Ask The Experts
Written By: Epiq Subject Matter Experts
My firm has a client who was injured in a motor vehicle accident in 2007. We settled the case in 2010. Our office was in the process of getting a final repayment amount from Medicare but Medicare stopped communicating with our office and the client in 2011. The attorney who was handling this case refunded the monies we were holding in our trust account to the client in 2014. In August, 2019 the client and I both received a demand letter from CMS. Is there any kind of statute of limitations with regards to repaying Medicare if they let eight years pass before demanding money?
- Arizona Attorney
Under the statute of limitations (28 U.S.C. 2415), Medicare has six (6) years and three (3) months to recover Medicare’s claim. The statute of limitations begins at the time Medicare is made aware that the overpayment exists.

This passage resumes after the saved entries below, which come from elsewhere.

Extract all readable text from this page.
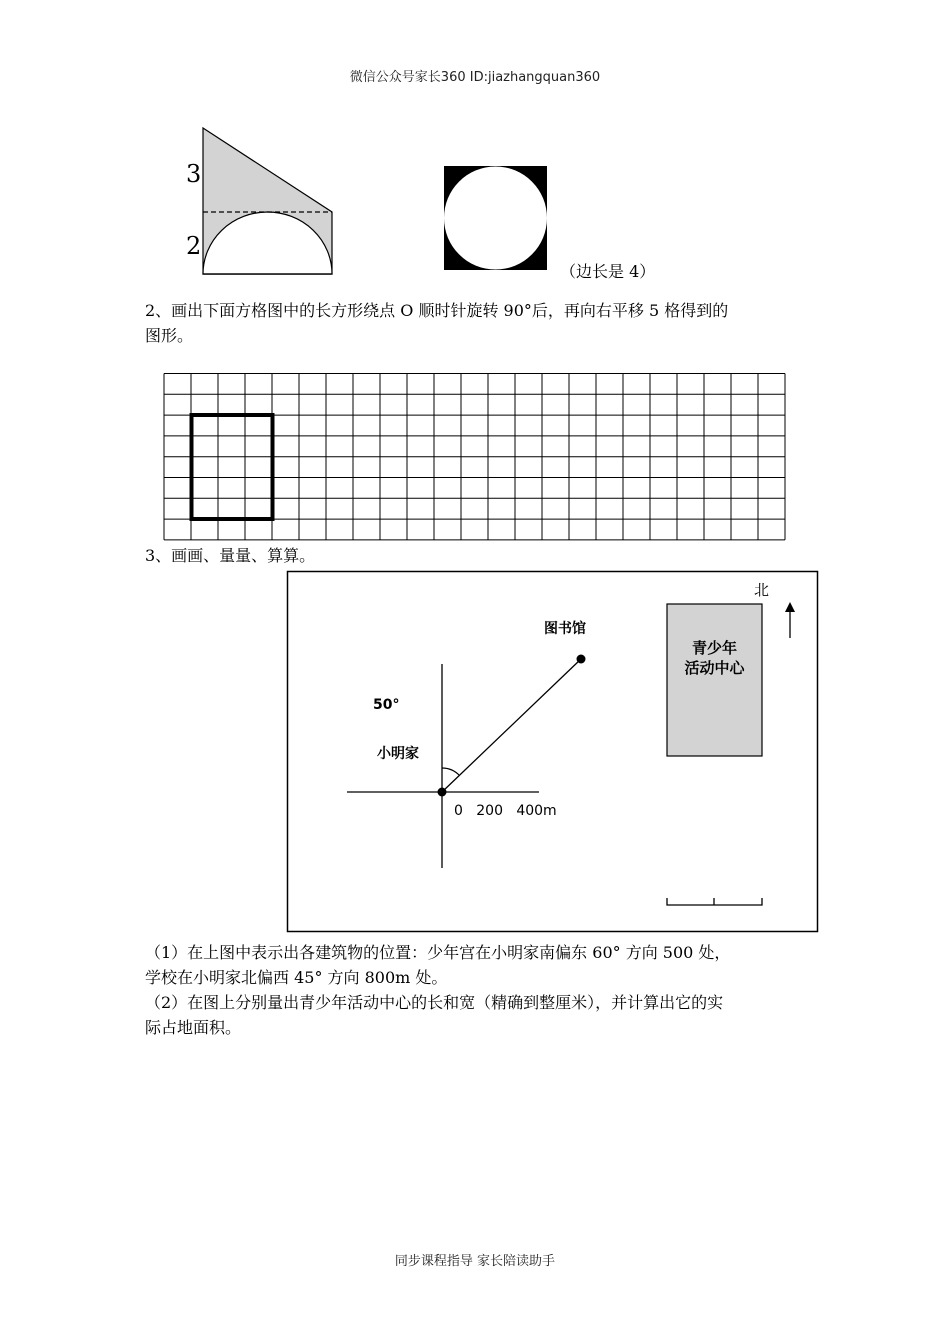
微信公众号家长360 ID:jiazhangquan360
3
2
（边长是 4）
2、画出下面方格图中的长方形绕点 O 顺时针旋转 90°后，再向右平移 5 格得到的
图形。
3、画画、量量、算算。
北
图书馆
青少年
活动中心
50°
小明家
0   200   400m
（1）在上图中表示出各建筑物的位置：少年宫在小明家南偏东 60° 方向 500 处，
学校在小明家北偏西 45° 方向 800m 处。
（2）在图上分别量出青少年活动中心的长和宽（精确到整厘米），并计算出它的实
际占地面积。
同步课程指导 家长陪读助手
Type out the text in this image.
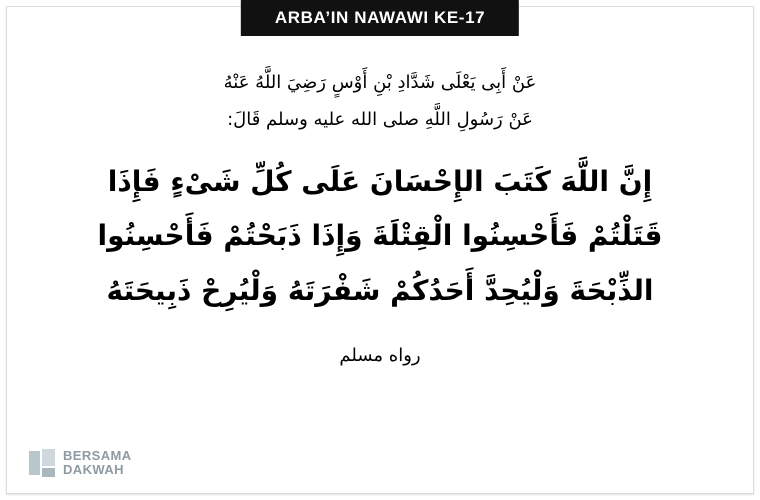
ARBA’IN NAWAWI KE-17
عَنْ أَبِى يَعْلَى شَدَّادِ بْنِ أَوْسٍ رَضِيَ اللَّهُ عَنْهُ
عَنْ رَسُولِ اللَّهِ صلى الله عليه وسلم قَالَ:
إِنَّ اللَّهَ كَتَبَ الإِحْسَانَ عَلَى كُلِّ شَىْءٍ فَإِذَا
قَتَلْتُمْ فَأَحْسِنُوا الْقِتْلَةَ وَإِذَا ذَبَحْتُمْ فَأَحْسِنُوا
الذِّبْحَةَ وَلْيُحِدَّ أَحَدُكُمْ شَفْرَتَهُ وَلْيُرِحْ ذَبِيحَتَهُ
رواه مسلم
BERSAMA
DAKWAH
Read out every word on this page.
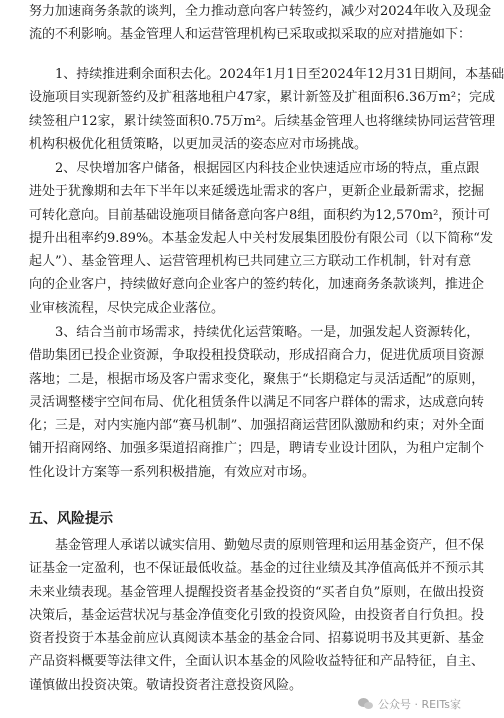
努力加速商务条款的谈判，全力推动意向客户转签约，减少对2024年收入及现金
流的不利影响。基金管理人和运营管理机构已采取或拟采取的应对措施如下：
　　1、持续推进剩余面积去化。2024年1月1日至2024年12月31日期间，本基础
设施项目实现新签约及扩租落地租户47家，累计新签及扩租面积6.36万m²；完成
续签租户12家，累计续签面积0.75万m²。后续基金管理人也将继续协同运营管理
机构积极优化租赁策略，以更加灵活的姿态应对市场挑战。
　　2、尽快增加客户储备，根据园区内科技企业快速适应市场的特点，重点跟
进处于犹豫期和去年下半年以来延缓选址需求的客户，更新企业最新需求，挖掘
可转化意向。目前基础设施项目储备意向客户8组，面积约为12,570m²，预计可
提升出租率约9.89%。本基金发起人中关村发展集团股份有限公司（以下简称“发
起人”）、基金管理人、运营管理机构已共同建立三方联动工作机制，针对有意
向的企业客户，持续做好意向企业客户的签约转化，加速商务条款谈判，推进企
业审核流程，尽快完成企业落位。
　　3、结合当前市场需求，持续优化运营策略。一是，加强发起人资源转化，
借助集团已投企业资源，争取投租投贷联动，形成招商合力，促进优质项目资源
落地；二是，根据市场及客户需求变化，聚焦于“长期稳定与灵活适配”的原则，
灵活调整楼宇空间布局、优化租赁条件以满足不同客户群体的需求，达成意向转
化；三是，对内实施内部“赛马机制”、加强招商运营团队激励和约束；对外全面
铺开招商网络、加强多渠道招商推广；四是，聘请专业设计团队，为租户定制个
性化设计方案等一系列积极措施，有效应对市场。
五、风险提示
　　基金管理人承诺以诚实信用、勤勉尽责的原则管理和运用基金资产，但不保
证基金一定盈利，也不保证最低收益。基金的过往业绩及其净值高低并不预示其
未来业绩表现。基金管理人提醒投资者基金投资的“买者自负”原则，在做出投资
决策后，基金运营状况与基金净值变化引致的投资风险，由投资者自行负担。投
资者投资于本基金前应认真阅读本基金的基金合同、招募说明书及其更新、基金
产品资料概要等法律文件，全面认识本基金的风险收益特征和产品特征，自主、
谨慎做出投资决策。敬请投资者注意投资风险。
公众号 · REITs家
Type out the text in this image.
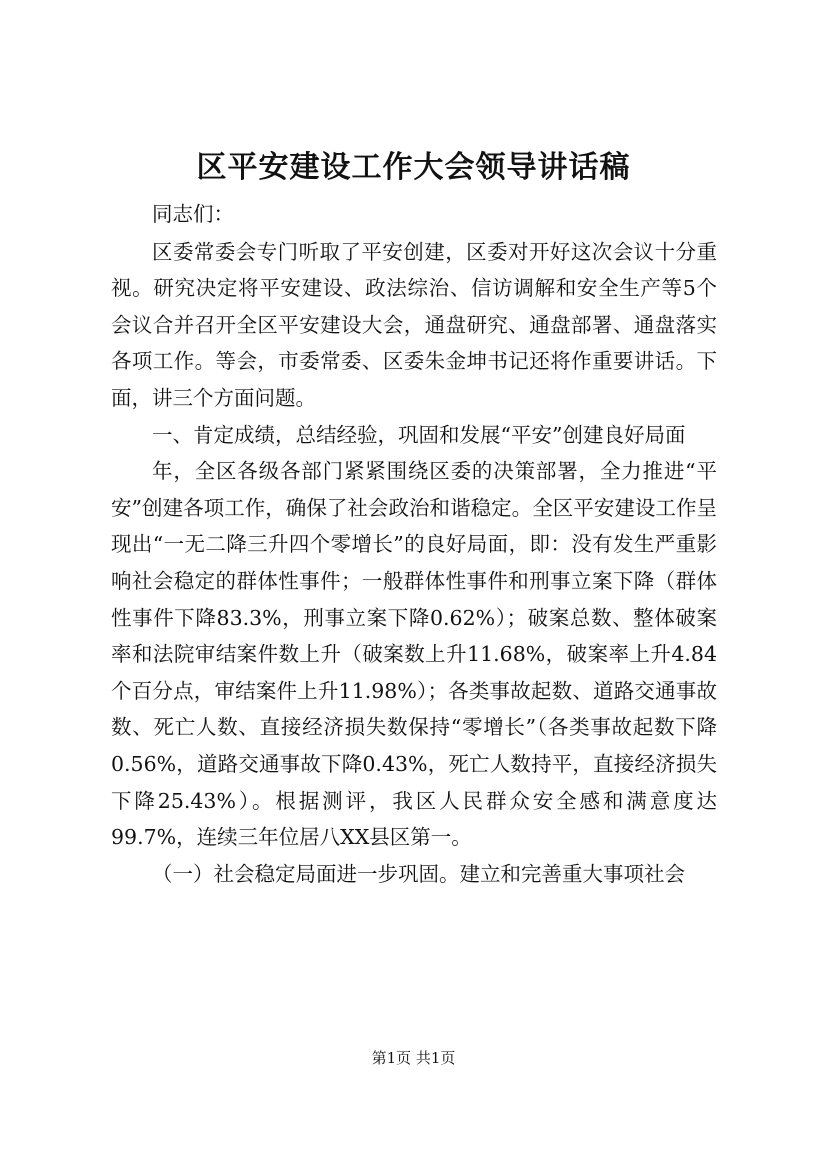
区平安建设工作大会领导讲话稿

同志们：

区委常委会专门听取了平安创建，区委对开好这次会议十分重视。研究决定将平安建设、政法综治、信访调解和安全生产等5个会议合并召开全区平安建设大会，通盘研究、通盘部署、通盘落实各项工作。等会，市委常委、区委朱金坤书记还将作重要讲话。下面，讲三个方面问题。

一、肯定成绩，总结经验，巩固和发展“平安”创建良好局面

年，全区各级各部门紧紧围绕区委的决策部署，全力推进“平安”创建各项工作，确保了社会政治和谐稳定。全区平安建设工作呈现出“一无二降三升四个零增长”的良好局面，即：没有发生严重影响社会稳定的群体性事件；一般群体性事件和刑事立案下降（群体性事件下降83.3%，刑事立案下降0.62%）；破案总数、整体破案率和法院审结案件数上升（破案数上升11.68%，破案率上升4.84个百分点，审结案件上升11.98%）；各类事故起数、道路交通事故数、死亡人数、直接经济损失数保持“零增长”（各类事故起数下降0.56%，道路交通事故下降0.43%，死亡人数持平，直接经济损失下降25.43%）。根据测评，我区人民群众安全感和满意度达99.7%，连续三年位居八XX县区第一。

（一）社会稳定局面进一步巩固。建立和完善重大事项社会

第1页 共1页
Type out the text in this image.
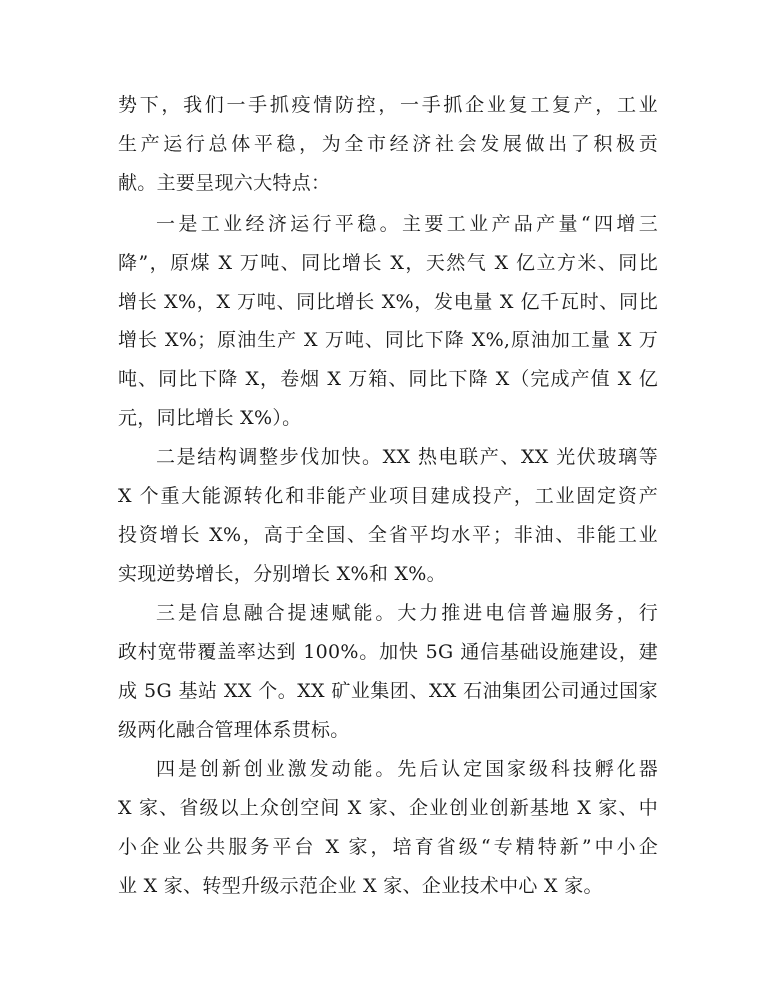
势下，我们一手抓疫情防控，一手抓企业复工复产，工业
生产运行总体平稳，为全市经济社会发展做出了积极贡
献。主要呈现六大特点：
一是工业经济运行平稳。主要工业产品产量“四增三
降”，原煤 X 万吨、同比增长 X，天然气 X 亿立方米、同比
增长 X%，X 万吨、同比增长 X%，发电量 X 亿千瓦时、同比
增长 X%；原油生产 X 万吨、同比下降 X%,原油加工量 X 万
吨、同比下降 X，卷烟 X 万箱、同比下降 X（完成产值 X 亿
元，同比增长 X%）。
二是结构调整步伐加快。XX 热电联产、XX 光伏玻璃等
X 个重大能源转化和非能产业项目建成投产，工业固定资产
投资增长 X%，高于全国、全省平均水平；非油、非能工业
实现逆势增长，分别增长 X%和 X%。
三是信息融合提速赋能。大力推进电信普遍服务，行
政村宽带覆盖率达到 100%。加快 5G 通信基础设施建设，建
成 5G 基站 XX 个。XX 矿业集团、XX 石油集团公司通过国家
级两化融合管理体系贯标。
四是创新创业激发动能。先后认定国家级科技孵化器
X 家、省级以上众创空间 X 家、企业创业创新基地 X 家、中
小企业公共服务平台 X 家，培育省级“专精特新”中小企
业 X 家、转型升级示范企业 X 家、企业技术中心 X 家。
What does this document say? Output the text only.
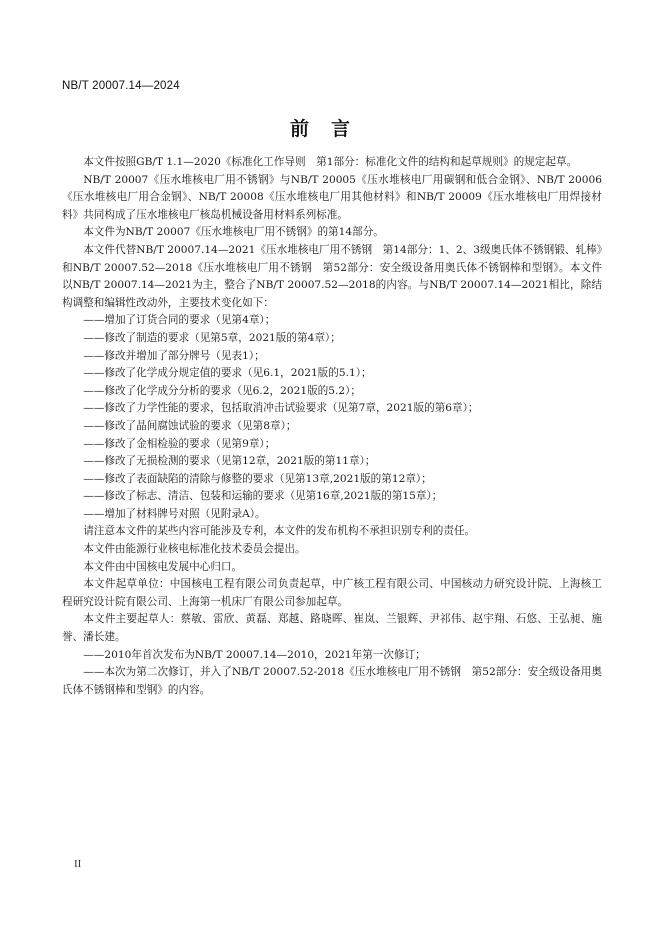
NB/T 20007.14—2024
前言

本文件按照GB/T 1.1—2020《标准化工作导则　第1部分：标准化文件的结构和起草规则》的规定起草。

NB/T 20007《压水堆核电厂用不锈钢》与NB/T 20005《压水堆核电厂用碳钢和低合金钢》、NB/T 20006《压水堆核电厂用合金钢》、NB/T 20008《压水堆核电厂用其他材料》和NB/T 20009《压水堆核电厂用焊接材料》共同构成了压水堆核电厂核岛机械设备用材料系列标准。

本文件为NB/T 20007《压水堆核电厂用不锈钢》的第14部分。

本文件代替NB/T 20007.14—2021《压水堆核电厂用不锈钢　第14部分：1、2、3级奥氏体不锈钢锻、轧棒》和NB/T 20007.52—2018《压水堆核电厂用不锈钢　第52部分：安全级设备用奥氏体不锈钢棒和型钢》。本文件以NB/T 20007.14—2021为主，整合了NB/T 20007.52—2018的内容。与NB/T 20007.14—2021相比，除结构调整和编辑性改动外，主要技术变化如下：

——增加了订货合同的要求（见第4章）；

——修改了制造的要求（见第5章，2021版的第4章）；

——修改并增加了部分牌号（见表1）；

——修改了化学成分规定值的要求（见6.1，2021版的5.1）；

——修改了化学成分分析的要求（见6.2，2021版的5.2）；

——修改了力学性能的要求，包括取消冲击试验要求（见第7章，2021版的第6章）；

——修改了晶间腐蚀试验的要求（见第8章）；

——修改了金相检验的要求（见第9章）；

——修改了无损检测的要求（见第12章，2021版的第11章）；

——修改了表面缺陷的清除与修整的要求（见第13章,2021版的第12章）；

——修改了标志、清洁、包装和运输的要求（见第16章,2021版的第15章）；

——增加了材料牌号对照（见附录A）。

请注意本文件的某些内容可能涉及专利，本文件的发布机构不承担识别专利的责任。

本文件由能源行业核电标准化技术委员会提出。

本文件由中国核电发展中心归口。

本文件起草单位：中国核电工程有限公司负责起草，中广核工程有限公司、中国核动力研究设计院、上海核工程研究设计院有限公司、上海第一机床厂有限公司参加起草。

本文件主要起草人：蔡敏、雷欣、黄磊、郑越、路晓晖、崔岚、兰银辉、尹祁伟、赵宇翔、石悠、王弘昶、施誉、潘长建。

——2010年首次发布为NB/T 20007.14—2010，2021年第一次修订；

——本次为第二次修订，并入了NB/T 20007.52-2018《压水堆核电厂用不锈钢　第52部分：安全级设备用奥氏体不锈钢棒和型钢》的内容。

II
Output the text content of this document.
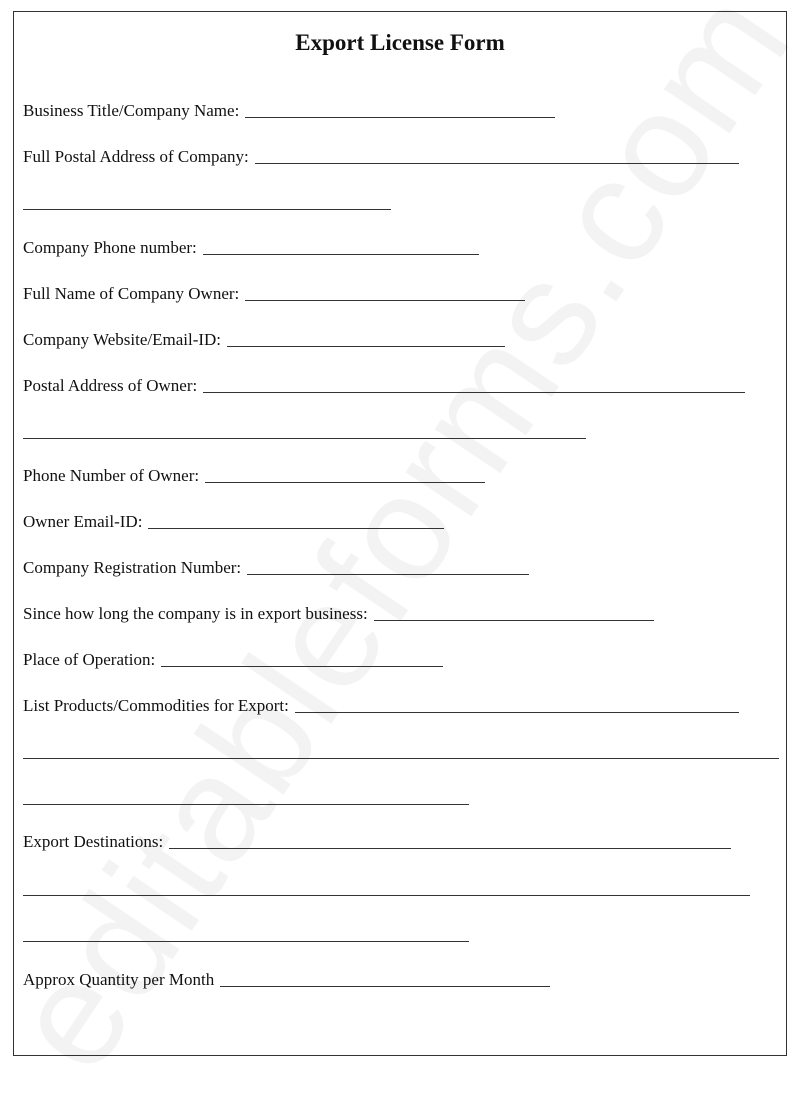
Export License Form
Business Title/Company Name:
Full Postal Address of Company:
Company Phone number:
Full Name of Company Owner:
Company Website/Email-ID:
Postal Address of Owner:
Phone Number of Owner:
Owner Email-ID:
Company Registration Number:
Since how long the company is in export business:
Place of Operation:
List Products/Commodities for Export:
Export Destinations:
Approx Quantity per Month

Medicare’s overpayment does not come into existence until a judgment award or settlement offer is accepted. It is at the point of settlement that Medicare’s conditional payments are considered to be overpayments. Medicare’s claim comes into existence under 42 U.S.C. 1395Y(B)(2)(B)(I) when payment for medical expenses that Medicare conditionally paid for has been made by a third-party payer.
In this situation, the date of settlement was 2010. The clock started ticking on Medicare's statute of limitations when Medicare was notified of the settlement. Considering that Medicare has sent a demand letter, it must be addressed promptly to avoid collection efforts by Medicare, such as garnishment of the client’s Social Security benefits or double damages for the firm.
Section 42 CFR 411.23 states that a beneficiary must cooperate in any action taken by the Centers for Medicare and Medicaid Services (CMS) in recovering conditional payments. Failure to do so or not protecting the Medicare program during and after settlement negotiations may result in CMS taking action against the beneficiary to collect the mistaken payment.
In the event that reimbursement is not made to Medicare as required by 42 USC 1395y(b)(2)(B)(I), action may be brought against any entity responsible for payment (and may collect double damages from insurance companies), or any entity that has received a third-party settlement. Under 42 CFR 411.24(g), this includes attorneys whose fees are paid from settlement proceeds. Please refer to US v. Sosnowski, et. al. where judgment was entered against a beneficiary and his attorney for failing to reimburse Medicare after receiving settlement proceeds on a personal injury case.
CMS has a direct right of action to recover its payments from any entity, including a beneficiary, provider, supplier, physician, attorney, state agency, or a private insurer that has received a third-party payment, 42 CFR 411.24.
Having said this, the best way to address the situation is to request a post-settlement compromise of Medicare's interest. When submitting this request, craft a compelling story while providing Medicare with the facts of the case and supporting documentation for the post-settlement argument. All post-settlement compromise requests must be in writing and sent to the MSPRC Medicare Contractor. Upon receipt, they will forward the request to the CMS Regional office. The MSPRC contractor does not have the authority to compromise. The authority to compromise a Medicare claim is reserved exclusively for the CMS home office or regional offices. Any agreement for a compromise settlement under the Federal Claims Collection Act ("FCCA") may not be appealed.